Continuando o post anterior: Alguns conceitos que talvez
tenhamos que mudar.
O que vou ser quando crescer??
Essa é uma indagação permanente nas famílias e muito
improdutiva, nós desde crianças já somos, já temos ideias sobre o mundo,
expectativas e medos. Um dos maiores problemas talvez para a juventude é ter
que se encaixar no Mercado de Trabalho, o jovem tem que corresponder as
expectativas das famílias e dos seus pares, alguns ficam aterrorizados diante
do futuro: O que vou ser quando crescer vira um peso colocado sobre os ombros.
Ter que escolher uma profissão e seguir nela ou ainda ter que responder a
constantes questões financeiras, pode ser ruim, passar a escola toda com essas
preocupações não é saudável. Nosso Sistema de Educação pode agora mudar e isso
será muito bom, permitir a primeira infância mais voltada ao brincar, jogar,
criar laços afetivos, não ter uma pré escola “adultizada”, pode colocar os
pingos nos iii, até os seis anos a criança tem que brincar, aprender a amar e
ser amada, conviver com os colegas sem competição, com arte, cultura, acessar
as histórias infantis, a pré escola poderia ser uma rede de proteção da infância
mesmo nas escolas públicas, ter acesso a pediatria, odontologia, nutrição,
educação física, ter acompanhamento afetivo social da família, mães, pais,
companheiros, avós ou quem responda pela criança, saber quem são, onde moram, como
se sustentam, ter planejamento familiar
Ensino fundamental poderia focar no ensino da língua,
matemática, ciências, histórias, informática, ou seja os fundamentos da educação, a cultura
geral. Nessa etapa muitos das escolas são violentas e isso é muito prejudicial,
o aluno não tem o ambiente ideal para o aprendizado e deveria aprender e
desenvolver sua socialização, entender hierarquia, valores morais, entender como
funciona o sistema, a função do trabalho, da Justiça, o que é certo e errado e
as conseqüências de seus atos, sem ser baseado no medo, mas ensinar a estrutura
da sociedade como algo bom e fonte de
crescimento pessoal. A escola como formadora de cidadão , também com forte
acompanhamento familiar, porque essa etapa muitas famílias já mudaram, já há
desgastes dos relacionamentos e crises.
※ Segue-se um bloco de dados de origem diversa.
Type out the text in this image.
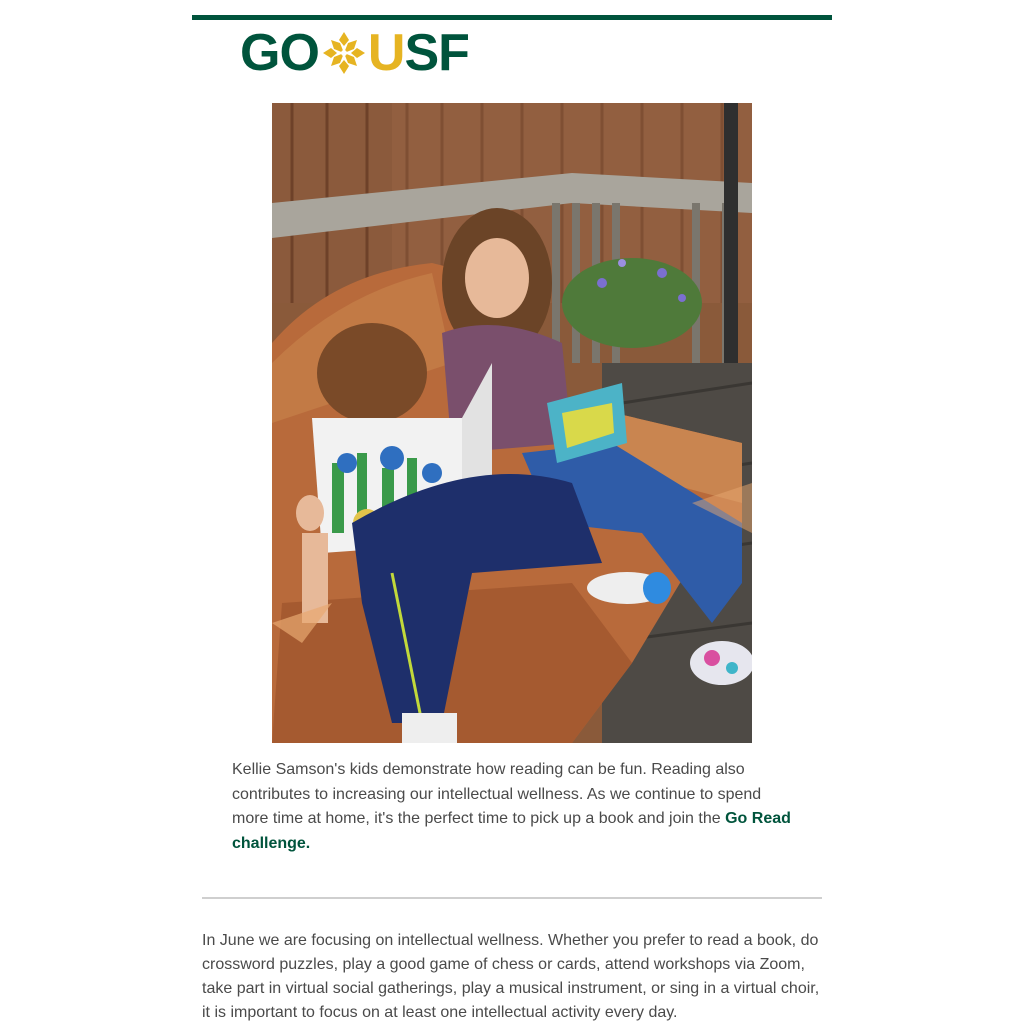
GO U SF
Kellie Samson's kids demonstrate how reading can be fun. Reading also contributes to increasing our intellectual wellness. As we continue to spend more time at home, it's the perfect time to pick up a book and join the Go Read challenge.

In June we are focusing on intellectual wellness. Whether you prefer to read a book, do crossword puzzles, play a good game of chess or cards, attend workshops via Zoom, take part in virtual social gatherings, play a musical instrument, or sing in a virtual choir, it is important to focus on at least one intellectual activity every day.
Além de que nessa faixa etária começam
alguns problemas de abusos físicos, sexuais e emocionais. Conselho Tutelar,
Tribunais da Vara e Juventude já poderiam agir preventivamente dando suporte
para a criança e o adolescente poderem se desenvolver num ambiente saudável.
Ensino médio, hora de perguntar: O que quero ser
profissionalmente. O aluno que chega nessa etapa já tem em torno de quatorze
anos é um adolescente e já pode pensar e planejar a sua vida adulta. Aqui as mudanças na Lei de
Diretrizes e Bases podem ajudar a que cada cidadão encontre o seu tipo de
trabalho, se rural ou urbano se mais abstrato ou mais corporal... O acompanhamento
da escola, da sociedade pode ser fundamental para evitar que o aluno embarque
no mundo das drogas e sirva de mula dos traficantes. Formar entre os jovens
mais guerreiros bombeiros, militares,
policiais, evitando que desviem para o crime, lideranças políticas,
profissionais nas mais variadas funções e ter cursos adequados as necessidades
do mercado de trabalho. Nem todos vão conseguir, porque temos que saber que a
criminalidade existe em todos os tempos, mas pode diminuir, dando ao jovem a
opção de ser protagonista na própria vida.
Outra coisa que precisamos repensar: gravidez na adolescência
talvez não seja um erro... Os jovens são cheios de hormônios, talvez estejam
biologicamente preparados para a paternidade e maternidade, a idéia de que é
preciso focar primeiro na profissão pode não servir para todas as pessoas.
Assim como é preciso respeitar a pessoa que não quer ser pai ou mãe, é um
direito também. Ou ser mais tarde. São opções de vida diferentes, organismos
diferentes, habilidades diferentes. Só esses jovens precisam novamente de todo
essa cadeia de eventos acontecendo, ter pré escola de qualidade, acesso a
planejamento e saúde familiar.
Talvez em poucos vinte anos toda uma nova forma de relação
se estabeleça, com mais civilidade e um Brasil mais seguro. Uma hora tem que
começar e os meios de comunicação, os institutos e instituições tem que ser
parte desse processo.
Só algumas bobagens, mas quem sabe algo de bom se tira desse
longo texto, se começamos a pensar nas coisas projetamos as mudanças.